中国在住10年を経て帰国。
中国、という日本とは違った視点で、
日本をあれこれ考えてみる、
日中文化考ブログ by 田中奈美
確定申告

 実家をリフォームして賃貸に出したのだが、確定申告にあたって、リフォーム代をどう計上したらよいかわからない。

 ひとまず税務署に電話をしてみると、リフォームの内容によって、資産と修繕とにわかれ、計上の仕方が異なるので、どれが何にあたるか、税務署まで出向いて相談を、との回答だった。

 

 それはさすがに面倒くさい。数日後、もう少し別の方法がないかと思い、改めて電話をしてみた。

 すると今度は、「その内容と金額なら、まとめて資産的支出となるので、減価償却費として計上できる」とのこと。

 では、耐用年数はどうしたらよいのかと問うと、リフォーム費としては耐用年数の規定がないので、マンションの新築時の耐用年数、すなわち47年を適応するしかないという。

 200万円くらいのリフォーム費用を47年かけて償却するというのは、なんか変である。というか現実的ではない。

 

 そこでまた後日、もう一度、税務署に電話をしてみた。電話口に出たおじさんは、これまでの2人より、あきらかに知識が豊富そうで、「賃貸に出したマンション自体も、法定耐用年数内であれば、資産として計上して、減価償却できるはずです。(中略)平成19年3月31日以前に取得したものであれば、(中略)もう少し短く償却できますし、2年目以降は、リフォーム費と合算できて(後略)」といって、なにやらたくさん専門的な解説をしてくれた。
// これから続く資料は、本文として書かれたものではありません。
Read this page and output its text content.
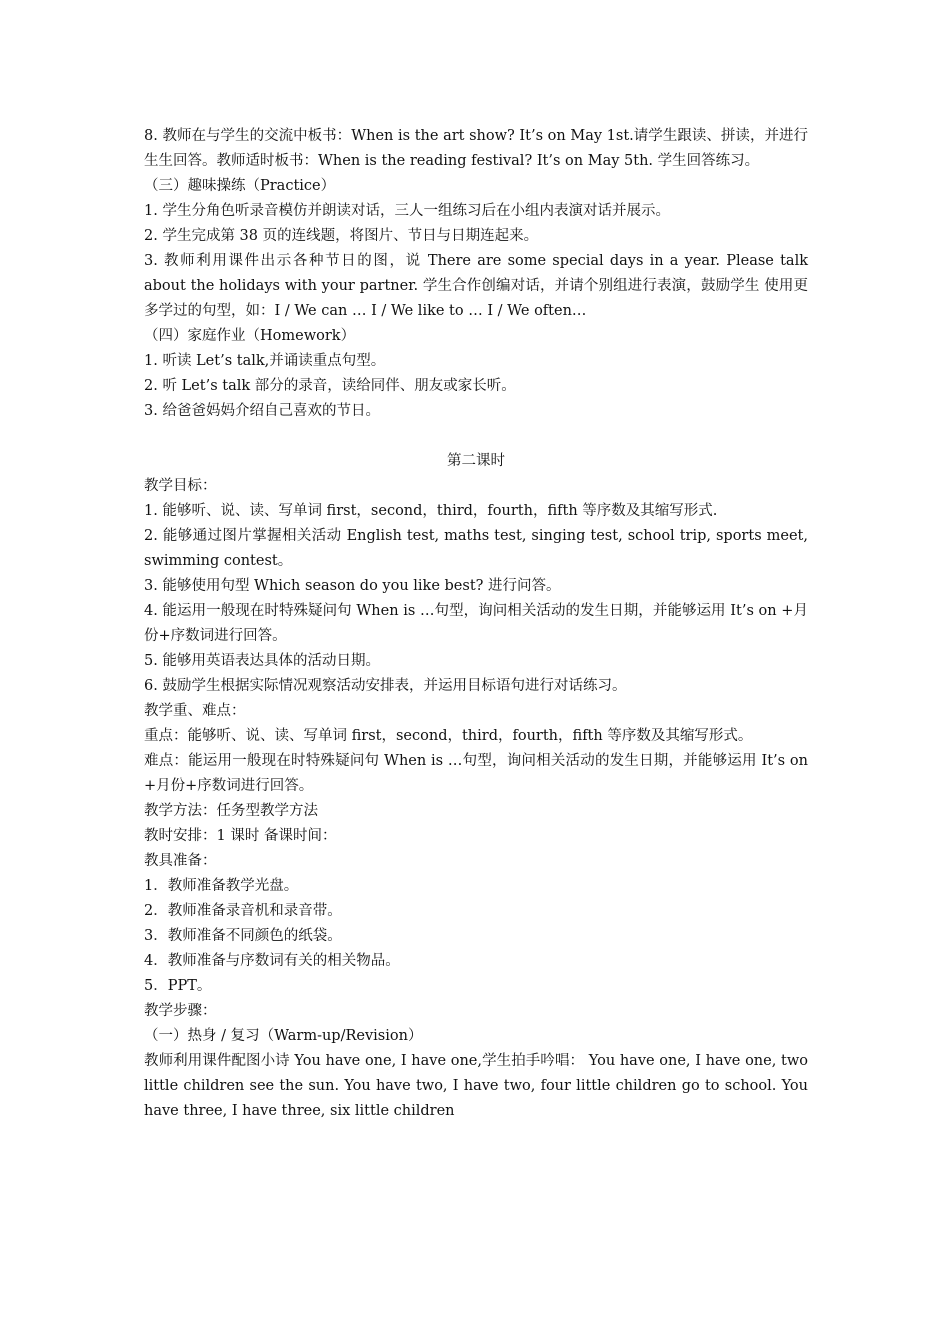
8. 教师在与学生的交流中板书：When is the art show? It’s on May 1st.请学生跟读、拼读，并进行生生回答。教师适时板书：When is the reading festival? It’s on May 5th. 学生回答练习。

（三）趣味操练（Practice）

1. 学生分角色听录音模仿并朗读对话，三人一组练习后在小组内表演对话并展示。

2. 学生完成第 38 页的连线题，将图片、节日与日期连起来。

3. 教师利用课件出示各种节日的图，说 There are some special days in a year. Please talk about the holidays with your partner. 学生合作创编对话，并请个别组进行表演，鼓励学生 使用更多学过的句型，如：I / We can … I / We like to … I / We often…

（四）家庭作业（Homework）

1. 听读 Let’s talk,并诵读重点句型。

2. 听 Let’s talk 部分的录音，读给同伴、朋友或家长听。

3. 给爸爸妈妈介绍自己喜欢的节日。

第二课时

教学目标：

1. 能够听、说、读、写单词 first，second，third，fourth，fifth 等序数及其缩写形式.

2. 能够通过图片掌握相关活动 English test, maths test, singing test, school trip, sports meet, swimming contest。

3. 能够使用句型 Which season do you like best? 进行问答。

4. 能运用一般现在时特殊疑问句 When is …句型，询问相关活动的发生日期，并能够运用 It’s on +月份+序数词进行回答。

5. 能够用英语表达具体的活动日期。

6. 鼓励学生根据实际情况观察活动安排表，并运用目标语句进行对话练习。

教学重、难点：

重点：能够听、说、读、写单词 first，second，third，fourth，fifth 等序数及其缩写形式。

难点：能运用一般现在时特殊疑问句 When is …句型，询问相关活动的发生日期，并能够运用 It’s on +月份+序数词进行回答。

教学方法：任务型教学方法

教时安排：1 课时 备课时间：

教具准备：

1．教师准备教学光盘。

2．教师准备录音机和录音带。

3．教师准备不同颜色的纸袋。

4．教师准备与序数词有关的相关物品。

5．PPT。

教学步骤：

（一）热身 / 复习（Warm-up/Revision）

教师利用课件配图小诗 You have one, I have one,学生拍手吟唱： You have one, I have one, two little children see the sun. You have two, I have two, four little children go to school. You have three, I have three, six little children
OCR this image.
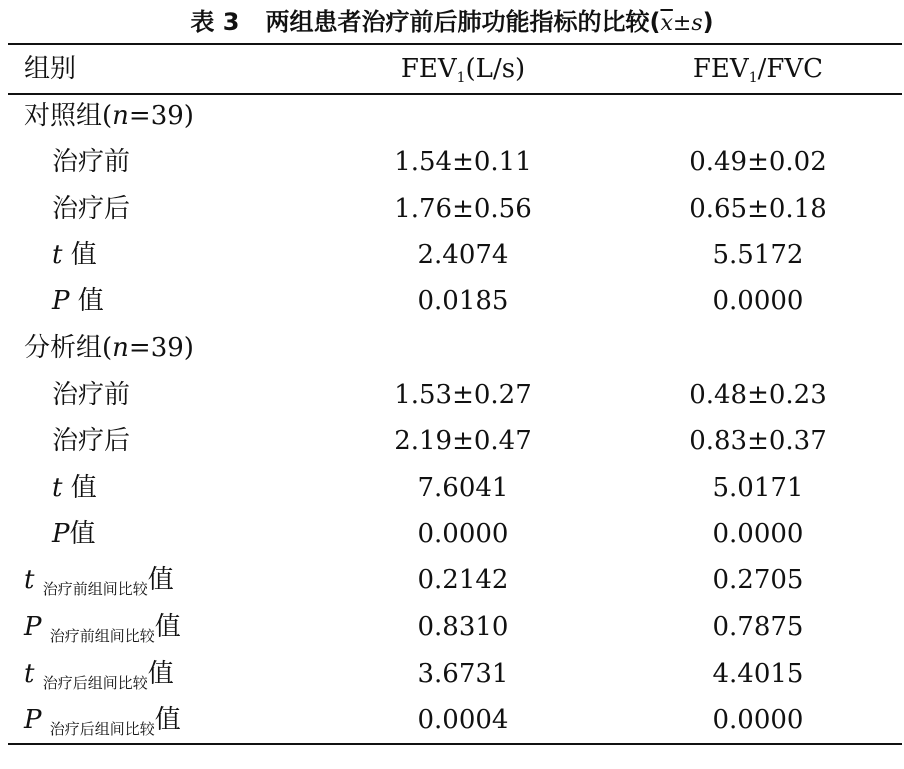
表 3 两组患者治疗前后肺功能指标的比较$(\overline{x}\pm s)$
组别	$FEV_1(L/s)$	$FEV_1$/FVC
对照组(n=39)
治疗前	1.54±0.11	0.49±0.02
治疗后	1.76±0.56	0.65±0.18
t 值	2.4074	5.5172
P 值	0.0185	0.0000
分析组(n=39)
治疗前	1.53±0.27	0.48±0.23
治疗后	2.19±0.47	0.83±0.37
t 值	7.6041	5.0171
P值	0.0000	0.0000
t $_{治疗前组间比较}$值	0.2142	0.2705
P $_{治疗前组间比较}$值	0.8310	0.7875
t $_{治疗后组间比较}$值	3.6731	4.4015
P $_{治疗后组间比较}$值	0.0004	0.0000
 が、(略)の部分は専門用語のオンパレードで、さっぱり理解できなかった。(理解できなかったので、上記の内容も間違っているかもしれない)

 

 「ありがとうございます」と電話を切りつつ、途方にくれた。

 3人の回答がそれぞれまったく違うところが、なんだか北京に戻ったようである。

 とりあえず、気を取り直し、3人目のおじさんの内容をところどころ思い出しながら、ネット検索してみた。

 

 で、見つけた。国税庁のページに、「中古資産を非業務用から業務用に転用した場合の減価償却」とか「中古資産の耐用年数の計算式」なるものが解説されていた。

 それは素人がぱっと読んで理解できるような内容ではなかったけれど、これを頼りにもっとわかりやすい解説を探してみると、税理士さんのホームページなどで、具体例付の計算式が出ていたりして、ようやくなんとかなりそうである。

 

 こうして最終的にはきちんとした規定にたどりつけ、しかしそれがまたおそろしく複雑でややこしい、というところに、やはり自分は日本にいるのだということを実感する。